This study is a multi-site Phase Ib/II, 2-arm non-randomized clinical trial to determine the efficacy and tolerability of a response-adapted regimen combining ruxolitinib, dexamethasone, and etoposide as Frontline therapy for patients with newly diagnosed hemophagocytic lymphohistiocytosis (HLH) or as Salvage therapy for patients with relapsed/refractory HLH.

Primary Objective

  • To determine the efficacy and tolerability of a response-adapted ruxolitinib-containing regimen for patients with newly diagnosed HLH.

Secondary Objectives

  • To describe the efficacy and tolerability of a response-adapted ruxolitinib-containing regimen for patients with relapsed/refractory HLH.

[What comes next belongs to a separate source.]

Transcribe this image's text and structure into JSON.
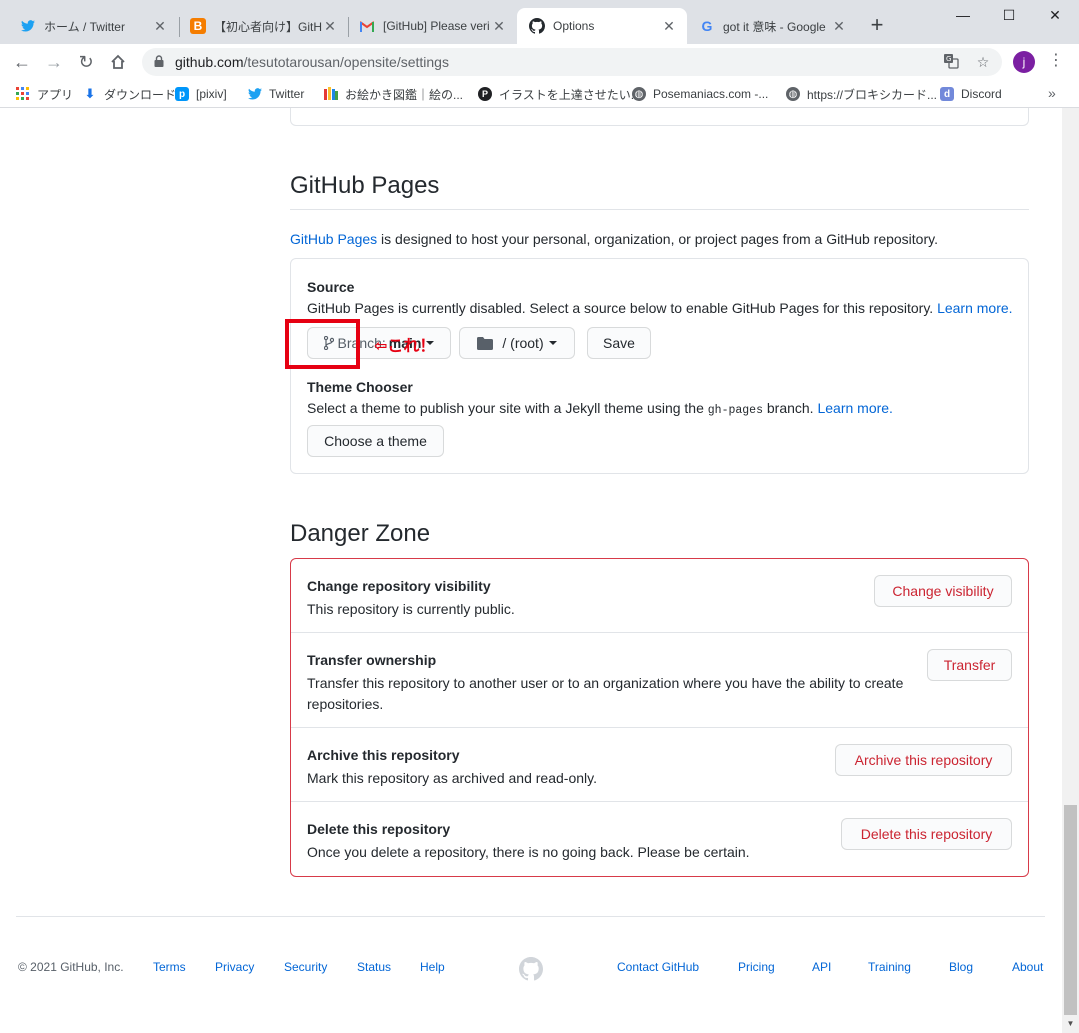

  • To describe the overall response and outcome for patients with newly diagnosed or relapsed/refractory HLH who are treated with this response-adapted ruxolitinib-containing regimen.

Exploratory Objectives

  • To estimate the pharmacokinetic (PK) parameters of ruxolitinib, assess covariates of ruxolitinib pharmacokinetics, and test whether the drug's effectiveness is correlated with systemic drug exposure.

  • To query specific immunologic biomarkers and determine whether the levels of these biomarkers correlate with disease response and outcome.

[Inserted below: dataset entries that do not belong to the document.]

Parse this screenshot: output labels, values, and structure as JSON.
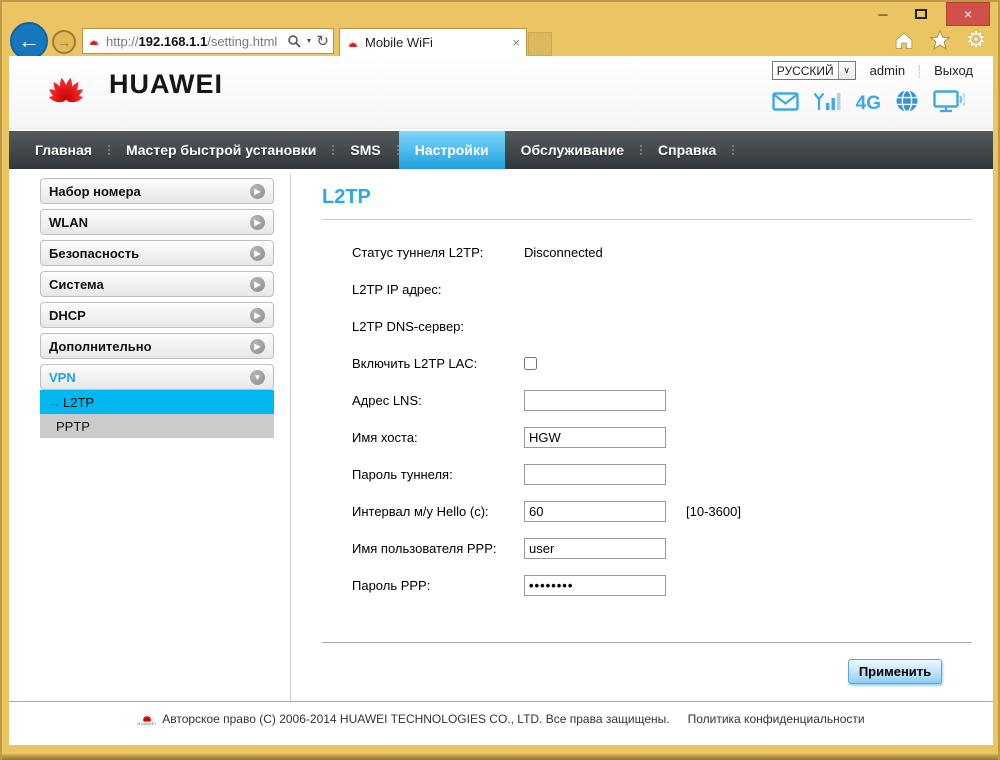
{
  "browser": {
    "url_prefix": "http://",
    "url_host": "192.168.1.1",
    "url_path": "/setting.html",
    "tab_title": "Mobile WiFi",
    "close_glyph": "×",
    "back_glyph": "←",
    "forward_glyph": "→",
    "refresh_glyph": "↻",
    "caret_glyph": "▼",
    "minimize_glyph": "─"
  },
  "header": {
    "brand": "HUAWEI",
    "language_selected": "РУССКИЙ",
    "language_caret": "∨",
    "user": "admin",
    "logout": "Выход",
    "network_mode": "4G"
  },
  "nav": {
    "items": [
      {
        "label": "Главная",
        "active": false
      },
      {
        "label": "Мастер быстрой установки",
        "active": false
      },
      {
        "label": "SMS",
        "active": false
      },
      {
        "label": "Настройки",
        "active": true
      },
      {
        "label": "Обслуживание",
        "active": false
      },
      {
        "label": "Справка",
        "active": false
      }
    ]
  },
  "sidebar": {
    "items": [
      {
        "label": "Набор номера",
        "state": "collapsed"
      },
      {
        "label": "WLAN",
        "state": "collapsed"
      },
      {
        "label": "Безопасность",
        "state": "collapsed"
      },
      {
        "label": "Система",
        "state": "collapsed"
      },
      {
        "label": "DHCP",
        "state": "collapsed"
      },
      {
        "label": "Дополнительно",
        "state": "collapsed"
      },
      {
        "label": "VPN",
        "state": "expanded"
      }
    ],
    "collapsed_glyph": "▶",
    "expanded_glyph": "▼",
    "subitems": [
      {
        "label": "L2TP",
        "active": true,
        "marker": "→"
      },
      {
        "label": "PPTP",
        "active": false,
        "marker": ""
      }
    ]
  },
  "main": {
    "title": "L2TP",
    "rows": [
      {
        "label": "Статус туннеля L2TP:",
        "value": "Disconnected",
        "type": "static"
      },
      {
        "label": "L2TP IP адрес:",
        "value": "",
        "type": "static"
      },
      {
        "label": "L2TP DNS-сервер:",
        "value": "",
        "type": "static"
      },
      {
        "label": "Включить L2TP LAC:",
        "checked": false,
        "type": "checkbox"
      },
      {
        "label": "Адрес LNS:",
        "value": "",
        "type": "input"
      },
      {
        "label": "Имя хоста:",
        "value": "HGW",
        "type": "input"
      },
      {
        "label": "Пароль туннеля:",
        "value": "",
        "type": "input"
      },
      {
        "label": "Интервал м/у Hello (с):",
        "value": "60",
        "hint": "[10-3600]",
        "type": "input"
      },
      {
        "label": "Имя пользователя PPP:",
        "value": "user",
        "type": "input"
      },
      {
        "label": "Пароль PPP:",
        "value": "••••••••",
        "type": "password"
      }
    ],
    "apply_label": "Применить"
  },
  "footer": {
    "copyright": "Авторское право (C) 2006-2014 HUAWEI TECHNOLOGIES CO., LTD. Все права защищены.",
    "privacy": "Политика конфиденциальности"
  },
  "colors": {
    "chrome_gold": "#ebc463",
    "accent_blue": "#29abe2",
    "active_cyan": "#00b7f0",
    "nav_dark": "#43484c",
    "huawei_red": "#e2001a",
    "close_red": "#cf5149"
  }
}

Condition or Disease Intervention/Treatment Phase
Phase 1/Phase 2

Detailed Description

Frontline Arm: Safety Phase and Expansion Phase

Safety Phase: The Frontline Arm will begin with a Safety Phase to identify a feasible and safe dose of ruxolitinib to be given in combination with the "gold standard" HLH-directed agents dexamethasone and etoposide. For this part of the trial, a minimum of 6 newly diagnosed HLH patients will be included. These patients will first receive ruxolitinib 25 mg/m2/dose by mouth BID (twice a day), dexamethasone 5 mg/m2/dose PO or IV BID, and etoposide 150 mg/m^2/dose IV weekly. Etoposide dosing is to be initiated within the first 24-48 hours. The first dose of dexamethasone and etoposide will be at least 8 hours after the first dose of ruxolitinib for PK testing purposes, but patients will not be excluded if dexamethasone has already been started before initiating ruxolitinib. The dose of ruxolitinib may be escalated or de-escalated as needed, based on observed toxicities and surrogates of disease response. Dexamethasone will be weaned every 2 weeks. In case of disease reactivation, patients will receive individualized re-intensification.

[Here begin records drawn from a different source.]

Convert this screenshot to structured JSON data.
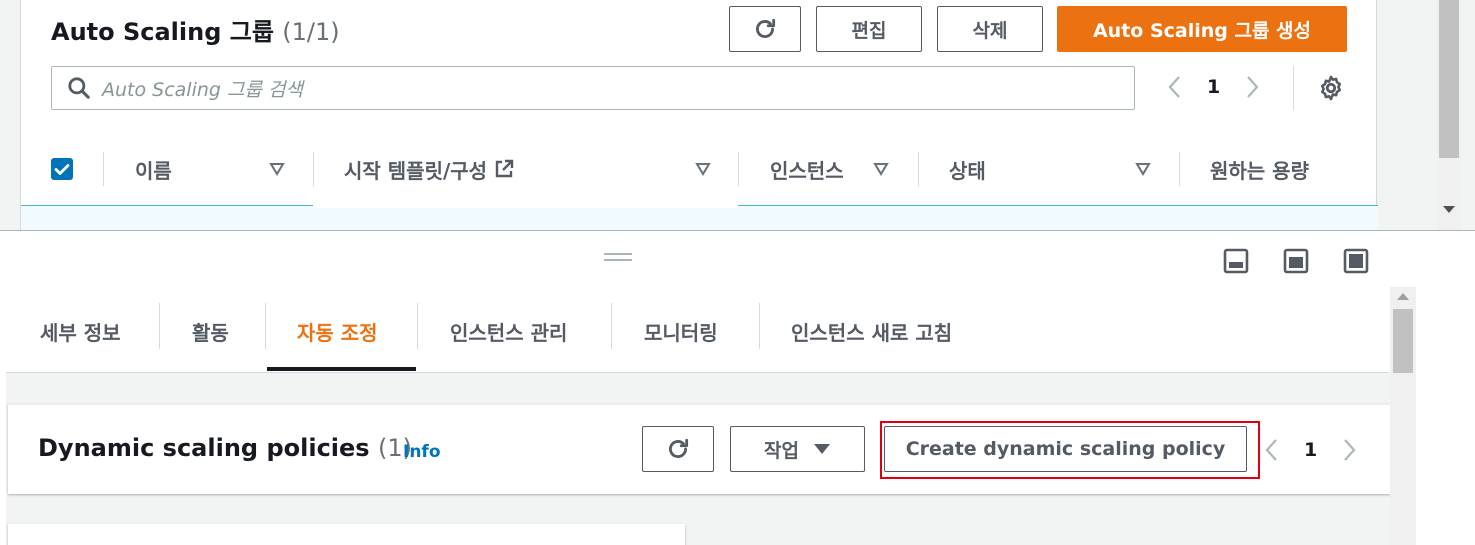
{
  "asg": {
    "title": "Auto Scaling 그룹",
    "count": "(1/1)",
    "refresh_icon": "refresh-icon",
    "edit_label": "편집",
    "delete_label": "삭제",
    "create_label": "Auto Scaling 그룹 생성",
    "search_placeholder": "Auto Scaling 그룹 검색",
    "page": "1",
    "columns": [
      {
        "label": "이름"
      },
      {
        "label": "시작 템플릿/구성"
      },
      {
        "label": "인스턴스"
      },
      {
        "label": "상태"
      },
      {
        "label": "원하는 용량"
      }
    ]
  },
  "tabs": [
    {
      "label": "세부 정보"
    },
    {
      "label": "활동"
    },
    {
      "label": "자동 조정"
    },
    {
      "label": "인스턴스 관리"
    },
    {
      "label": "모니터링"
    },
    {
      "label": "인스턴스 새로 고침"
    }
  ],
  "active_tab": "자동 조정",
  "policies": {
    "title": "Dynamic scaling policies",
    "count": "(1)",
    "info_label": "Info",
    "actions_label": "작업",
    "create_label": "Create dynamic scaling policy",
    "page": "1"
  },
  "colors": {
    "primary": "#ec7211",
    "link": "#0073bb",
    "highlight": "#e0000e"
  }
}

Expansion Phase: When a dose of ruxolitinib deemed feasible and safe is identified, the Expansion Phase of the Frontline Arm will begin. Patients with newly diagnosed HLH in the Expansion Phase will receive ruxolitinib (at the maximally tolerated dose [MTD] established in the Safety Phase) and dexamethasone 5 mg/m^2/dose by mouth or IV BID. The first dose of dexamethasone will be given at least 8 hours after the first dose of ruxolitinib for PK testing purposes, but patients will not be excluded if dexamethasone has already been started before initiating of ruxolitinib. Disease response evaluations will be completed at 1, 2, 4, 6, and 8 weeks. Treatment will be individualized based on response.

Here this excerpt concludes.